Finley explains why this link seems dubious, or at least unproven by the evidence:

Antichemical crusaders argue that the rise in obesity has coincided with the increase in use of these chemicals-despite that fact that they’ve been widespread for over 50 years and obesity didn’t start surging until about 1980. They also point to some rodent and in vitro studies that suggest exposure to plastics during infancy and gestation can signal the body to turn precursor cells into fat cells, which may predispose people to pile on the pounds later in life.

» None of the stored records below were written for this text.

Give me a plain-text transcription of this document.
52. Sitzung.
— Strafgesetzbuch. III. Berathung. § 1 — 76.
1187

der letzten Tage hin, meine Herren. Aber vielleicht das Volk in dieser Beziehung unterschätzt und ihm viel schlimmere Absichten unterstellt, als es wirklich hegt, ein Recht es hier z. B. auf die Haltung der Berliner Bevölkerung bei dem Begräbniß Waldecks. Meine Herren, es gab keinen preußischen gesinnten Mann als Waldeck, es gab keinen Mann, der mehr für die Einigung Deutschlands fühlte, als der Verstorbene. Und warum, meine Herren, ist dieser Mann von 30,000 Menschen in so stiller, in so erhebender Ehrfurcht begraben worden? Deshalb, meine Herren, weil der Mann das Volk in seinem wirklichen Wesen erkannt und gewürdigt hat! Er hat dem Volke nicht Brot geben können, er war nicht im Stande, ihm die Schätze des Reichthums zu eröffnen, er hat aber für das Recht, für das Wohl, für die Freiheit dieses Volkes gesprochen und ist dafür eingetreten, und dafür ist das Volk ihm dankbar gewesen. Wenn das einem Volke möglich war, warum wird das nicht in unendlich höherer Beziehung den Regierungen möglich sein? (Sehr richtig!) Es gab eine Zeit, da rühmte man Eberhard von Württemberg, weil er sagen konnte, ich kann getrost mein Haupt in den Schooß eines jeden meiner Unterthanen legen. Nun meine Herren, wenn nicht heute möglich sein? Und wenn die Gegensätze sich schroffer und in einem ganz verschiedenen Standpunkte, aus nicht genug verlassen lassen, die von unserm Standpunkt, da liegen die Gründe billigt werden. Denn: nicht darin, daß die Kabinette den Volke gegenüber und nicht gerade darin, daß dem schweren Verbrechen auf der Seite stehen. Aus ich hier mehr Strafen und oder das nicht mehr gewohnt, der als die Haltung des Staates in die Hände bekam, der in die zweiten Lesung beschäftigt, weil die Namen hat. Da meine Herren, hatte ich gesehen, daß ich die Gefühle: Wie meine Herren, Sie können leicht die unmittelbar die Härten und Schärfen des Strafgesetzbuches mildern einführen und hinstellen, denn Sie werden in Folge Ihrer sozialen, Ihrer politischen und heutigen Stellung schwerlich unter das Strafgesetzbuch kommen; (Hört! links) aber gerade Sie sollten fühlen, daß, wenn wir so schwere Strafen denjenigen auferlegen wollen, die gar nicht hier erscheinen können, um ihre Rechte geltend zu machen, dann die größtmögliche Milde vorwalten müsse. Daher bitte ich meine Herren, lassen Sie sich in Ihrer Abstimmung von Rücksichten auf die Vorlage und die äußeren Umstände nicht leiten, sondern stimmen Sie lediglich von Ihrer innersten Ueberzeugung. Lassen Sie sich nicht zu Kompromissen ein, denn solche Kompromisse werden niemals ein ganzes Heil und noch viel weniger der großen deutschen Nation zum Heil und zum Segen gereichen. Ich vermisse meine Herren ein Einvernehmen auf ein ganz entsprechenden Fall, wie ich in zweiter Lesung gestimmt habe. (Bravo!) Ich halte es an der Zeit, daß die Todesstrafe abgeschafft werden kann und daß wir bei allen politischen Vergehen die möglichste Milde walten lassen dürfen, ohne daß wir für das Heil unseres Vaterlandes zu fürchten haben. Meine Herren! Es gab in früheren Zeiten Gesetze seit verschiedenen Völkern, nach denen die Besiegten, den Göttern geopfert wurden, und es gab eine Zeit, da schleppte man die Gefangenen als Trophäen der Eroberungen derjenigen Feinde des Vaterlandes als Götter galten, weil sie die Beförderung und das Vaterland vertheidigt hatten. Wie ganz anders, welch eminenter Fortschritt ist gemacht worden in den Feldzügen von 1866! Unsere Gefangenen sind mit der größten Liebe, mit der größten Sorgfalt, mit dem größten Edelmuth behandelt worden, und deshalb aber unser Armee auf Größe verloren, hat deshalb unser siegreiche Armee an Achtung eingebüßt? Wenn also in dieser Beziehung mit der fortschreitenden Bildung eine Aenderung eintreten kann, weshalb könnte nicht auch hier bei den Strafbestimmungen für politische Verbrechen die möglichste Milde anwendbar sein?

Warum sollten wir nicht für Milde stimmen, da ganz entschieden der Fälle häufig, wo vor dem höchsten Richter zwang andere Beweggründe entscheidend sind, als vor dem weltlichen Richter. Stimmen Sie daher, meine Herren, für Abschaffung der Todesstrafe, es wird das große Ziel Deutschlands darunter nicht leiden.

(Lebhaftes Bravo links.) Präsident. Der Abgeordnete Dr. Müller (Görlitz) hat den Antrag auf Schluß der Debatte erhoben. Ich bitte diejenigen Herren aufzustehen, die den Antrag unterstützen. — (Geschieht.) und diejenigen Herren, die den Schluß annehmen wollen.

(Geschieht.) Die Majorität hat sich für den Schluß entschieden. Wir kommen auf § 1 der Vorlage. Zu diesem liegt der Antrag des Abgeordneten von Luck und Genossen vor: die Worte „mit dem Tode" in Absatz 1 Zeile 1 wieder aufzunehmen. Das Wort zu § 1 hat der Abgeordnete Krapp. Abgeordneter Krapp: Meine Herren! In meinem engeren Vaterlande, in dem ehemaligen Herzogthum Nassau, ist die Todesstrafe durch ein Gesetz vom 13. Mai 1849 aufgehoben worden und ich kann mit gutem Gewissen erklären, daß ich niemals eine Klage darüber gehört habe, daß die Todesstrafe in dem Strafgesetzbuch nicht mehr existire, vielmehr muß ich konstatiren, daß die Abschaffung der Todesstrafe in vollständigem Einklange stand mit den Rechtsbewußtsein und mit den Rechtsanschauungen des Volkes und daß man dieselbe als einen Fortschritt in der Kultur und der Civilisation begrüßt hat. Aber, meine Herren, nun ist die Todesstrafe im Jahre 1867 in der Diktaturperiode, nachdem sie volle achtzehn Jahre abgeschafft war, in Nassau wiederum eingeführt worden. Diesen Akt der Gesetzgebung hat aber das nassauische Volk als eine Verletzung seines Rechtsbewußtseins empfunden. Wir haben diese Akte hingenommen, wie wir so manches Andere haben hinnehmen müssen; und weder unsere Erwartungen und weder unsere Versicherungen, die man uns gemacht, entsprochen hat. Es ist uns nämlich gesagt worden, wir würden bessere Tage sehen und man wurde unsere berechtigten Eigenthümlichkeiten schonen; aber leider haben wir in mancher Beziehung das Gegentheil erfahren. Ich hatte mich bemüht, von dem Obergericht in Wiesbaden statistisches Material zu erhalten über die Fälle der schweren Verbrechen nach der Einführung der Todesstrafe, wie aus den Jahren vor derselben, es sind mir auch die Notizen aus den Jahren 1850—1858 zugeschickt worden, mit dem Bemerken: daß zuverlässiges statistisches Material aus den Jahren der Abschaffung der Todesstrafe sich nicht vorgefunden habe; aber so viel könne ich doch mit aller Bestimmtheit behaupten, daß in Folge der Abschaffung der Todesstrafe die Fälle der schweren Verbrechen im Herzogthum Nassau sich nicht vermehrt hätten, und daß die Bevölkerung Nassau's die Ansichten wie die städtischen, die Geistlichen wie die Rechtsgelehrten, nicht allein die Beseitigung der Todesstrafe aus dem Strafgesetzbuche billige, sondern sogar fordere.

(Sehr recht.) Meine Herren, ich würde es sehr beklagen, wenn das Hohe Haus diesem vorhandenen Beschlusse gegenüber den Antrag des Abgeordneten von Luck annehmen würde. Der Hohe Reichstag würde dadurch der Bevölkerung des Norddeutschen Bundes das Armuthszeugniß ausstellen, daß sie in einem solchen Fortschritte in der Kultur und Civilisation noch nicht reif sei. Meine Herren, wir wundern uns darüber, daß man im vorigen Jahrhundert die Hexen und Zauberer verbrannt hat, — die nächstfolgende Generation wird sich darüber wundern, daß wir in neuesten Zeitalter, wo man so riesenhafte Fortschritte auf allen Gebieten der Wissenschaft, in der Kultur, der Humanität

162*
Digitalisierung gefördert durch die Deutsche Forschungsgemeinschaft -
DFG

But biologist Randy Seeley at the Endrocrinology Department of the University of Cincinnati College of Medicine is skeptical. He says the current data have “a lot of weaknesses” and that “the work has not been done very well.” After reviewing the studies, he performed a more rigorous experiment exposing female mice to low doses of BPA. While their pups were born bigger and grew faster at an early age, the effect faded over time such that as adults they were no fatter than the controls. Still, he says, it’s “very hard to prove something is safe” since there are countless doses and responses that could be tested. And studies on rodents can’t necessarily be extrapolated to humans.

Chemist Joe Schwarcz at McGill University’s Office for Science and Society notes that the doses of these chemicals found in food are likely too low-we’re talking in millionths of grams-to have a material effect. “Every day people are exposed to hundreds of thousands of natural and artificial chemicals which would show very similar effects if run through these sensitive tests,” he says. Even the sugar fructose, which naturally occurs in fruit, and genistein in soy show obesogenic effects when tested in rodents.

All of this helps explain why the National Toxicology Program reported in 2008 that “there is currently insufficient evidence to conclude that bisphenol A exposure during development predisposes laboratory animals to develop obesity or metabolic diseases such as diabetes, later in life.”

I wrote about attempts to demonize the use of chemicals in cosmetics years ago. And as Finley warns there are new efforts, both in the states and at the federal level, to ban the use of common chemicals in the name of protecting our health.

There are a number of issues that seem to need to be considered before making such a ban: what’s likely to replace the use of these chemicals? Will they be replaced with something that’s been evaluated or something that’s just less known? If the alternative is that everyone has to eat and use only “organic” goods, how much more are we going to be spending for food and household items? And since poverty is linked to obesity, what will the effects be on our health of making us all poorer? And if exposure to chemicals is to blame and these chemicals are everywhere, then why aren’t we all obese?

Perhaps there are outside forces that contribute to obesity. But has anyone done a study to see if there is a link between the rising obesity rate and an increase in calories and decrease in physical activities? I’m no scientist, but it seems to me that this most obvious answer is probably behind the bulk of the problem. Readers, if anyone knows of a study that shows that calorie intake hasn’t been rising in concert with our rising obesity rates, please pass it on.

Good health is important, and it makes sense to try to figure out why our country is having such a problem with weight gain.  Yet government intervention to ban a substance should be a last, not first, resort.